3.2. Interviste e committenza. - I rapporti tra l’intervistatore e le istituzioni committenti o gli archivi che gestiscono la conservazione delle registrazioni non sono invece regolati da norme standard; per questo motivo è necessario redigere un contratto dettagliato per l’ingaggio del ricercatore al momento della programmazione della ricerca.

Di regola quando un istituto o un archivio audiovisivo commissiona o finanzia una serie di interviste acquisisce i diritti di utilizzazione economica del prodotto, ovviamente sempre nei limiti dell’oggetto e delle finalità del contratto.

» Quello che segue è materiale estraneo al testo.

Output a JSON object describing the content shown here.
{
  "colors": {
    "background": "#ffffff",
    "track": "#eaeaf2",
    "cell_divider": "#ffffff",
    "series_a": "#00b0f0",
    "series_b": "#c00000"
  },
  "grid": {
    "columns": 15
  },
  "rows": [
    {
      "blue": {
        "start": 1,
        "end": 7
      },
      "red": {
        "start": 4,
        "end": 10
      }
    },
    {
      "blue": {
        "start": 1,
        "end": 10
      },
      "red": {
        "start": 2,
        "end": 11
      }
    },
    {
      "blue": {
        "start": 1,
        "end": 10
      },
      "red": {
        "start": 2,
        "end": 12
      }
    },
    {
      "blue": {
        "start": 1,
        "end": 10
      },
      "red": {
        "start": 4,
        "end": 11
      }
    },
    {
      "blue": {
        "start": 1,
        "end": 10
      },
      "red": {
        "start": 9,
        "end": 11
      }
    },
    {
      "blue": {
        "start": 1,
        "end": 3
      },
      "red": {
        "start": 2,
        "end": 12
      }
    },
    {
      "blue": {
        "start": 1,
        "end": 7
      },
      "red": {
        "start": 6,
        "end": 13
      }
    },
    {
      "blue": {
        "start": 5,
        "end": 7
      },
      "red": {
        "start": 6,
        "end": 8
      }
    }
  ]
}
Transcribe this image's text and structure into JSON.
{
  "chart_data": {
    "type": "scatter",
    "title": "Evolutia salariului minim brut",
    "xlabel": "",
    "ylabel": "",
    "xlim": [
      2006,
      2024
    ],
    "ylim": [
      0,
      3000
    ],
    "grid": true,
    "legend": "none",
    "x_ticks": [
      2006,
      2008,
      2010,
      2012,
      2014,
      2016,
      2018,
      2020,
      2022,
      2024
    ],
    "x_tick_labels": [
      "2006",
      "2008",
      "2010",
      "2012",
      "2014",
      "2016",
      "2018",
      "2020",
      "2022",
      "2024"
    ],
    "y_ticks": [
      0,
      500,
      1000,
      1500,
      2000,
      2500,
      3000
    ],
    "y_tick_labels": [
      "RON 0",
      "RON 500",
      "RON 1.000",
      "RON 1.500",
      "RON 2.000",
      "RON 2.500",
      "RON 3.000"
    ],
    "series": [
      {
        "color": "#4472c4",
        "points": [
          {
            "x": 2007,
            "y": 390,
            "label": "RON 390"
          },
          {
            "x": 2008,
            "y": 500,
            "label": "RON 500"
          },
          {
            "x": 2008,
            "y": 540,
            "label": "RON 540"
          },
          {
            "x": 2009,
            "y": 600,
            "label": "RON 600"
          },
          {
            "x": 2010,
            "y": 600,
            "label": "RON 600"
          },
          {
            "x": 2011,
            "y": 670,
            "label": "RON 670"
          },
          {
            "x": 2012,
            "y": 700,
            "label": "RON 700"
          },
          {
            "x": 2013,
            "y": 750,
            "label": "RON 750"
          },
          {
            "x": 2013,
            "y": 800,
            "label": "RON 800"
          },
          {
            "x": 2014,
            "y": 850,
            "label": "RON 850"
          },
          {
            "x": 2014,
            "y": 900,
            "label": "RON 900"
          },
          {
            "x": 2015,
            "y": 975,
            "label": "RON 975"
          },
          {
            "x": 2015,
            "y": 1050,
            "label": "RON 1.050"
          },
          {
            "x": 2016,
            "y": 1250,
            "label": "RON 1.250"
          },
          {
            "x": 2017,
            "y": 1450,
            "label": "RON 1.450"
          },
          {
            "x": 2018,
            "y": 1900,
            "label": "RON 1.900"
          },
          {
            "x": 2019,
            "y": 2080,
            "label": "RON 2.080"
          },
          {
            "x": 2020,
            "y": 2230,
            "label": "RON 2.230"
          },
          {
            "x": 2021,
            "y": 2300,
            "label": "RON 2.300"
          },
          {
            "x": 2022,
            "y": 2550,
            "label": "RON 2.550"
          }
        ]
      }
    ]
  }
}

Invece i diritti morali, ovvero la paternità dell’opera, restano al ricercatore perché sono per legge inalienabili.

L’istituto che detiene l’intervista, anche se ne ha acquisito i diritti di sfruttamento, non ne può disporre liberamente perché il ricercatore conserva la paternità e in quanto autore mantiene la facoltà di opporsi a eventuali tagli o altre forme di riadattamento da parte di altri; di fatto l’istituto non può applicare le licenze Creative Commons che comportano modifiche dell’opera senza l’assenso dell’autore.


3.3. Interviste e consultazione. - Attorno alla raccolta di interviste esiste un considerevole apparato tecnico-concettuale che ne consente la fruizione e la ricerca, ormai quasi sempre strutturato sotto forma di base di dati (database).

I termini di indicizzazione e i dati catalografici attribuiti ai documenti audiovisivi o ai loro segmenti temporali e il relativo apparato informatico costituiscono un patrimonio di proprietà dell’istituto.

La legge sulla proprietà intellettuale considera le basi dati come opere dell’ingegno di carattere creativo e stabilisce che “Salvo patto contrario, il datore di lavoro è titolare del diritto esclusivo di utilizzazione economica del programma per elaboratore o della banca di dati creati dal lavoratore dipendente nell’esecuzione delle sue mansioni o su istruzioni impartite dallo stesso datore di lavoro” (art. 12 bis), dove l’istituto è libero di disporre della struttura informatico-concettuale, mentre le interviste vengono tutelate in modo indipendente secondo i principi che abbiamo visto.

È facile intuire il contributo dell’ingegno di chi progetta una banca dati, definisce un thesaurus, attribuisce i termini di indicizzazione ai documenti, ma al di là dell’azione creativa le basi dati sono protette dall’articolo 102 bis e ter, anche come frutto di investimenti finanziari, di tempo o di lavoro con l’assunzione dei relativi rischi.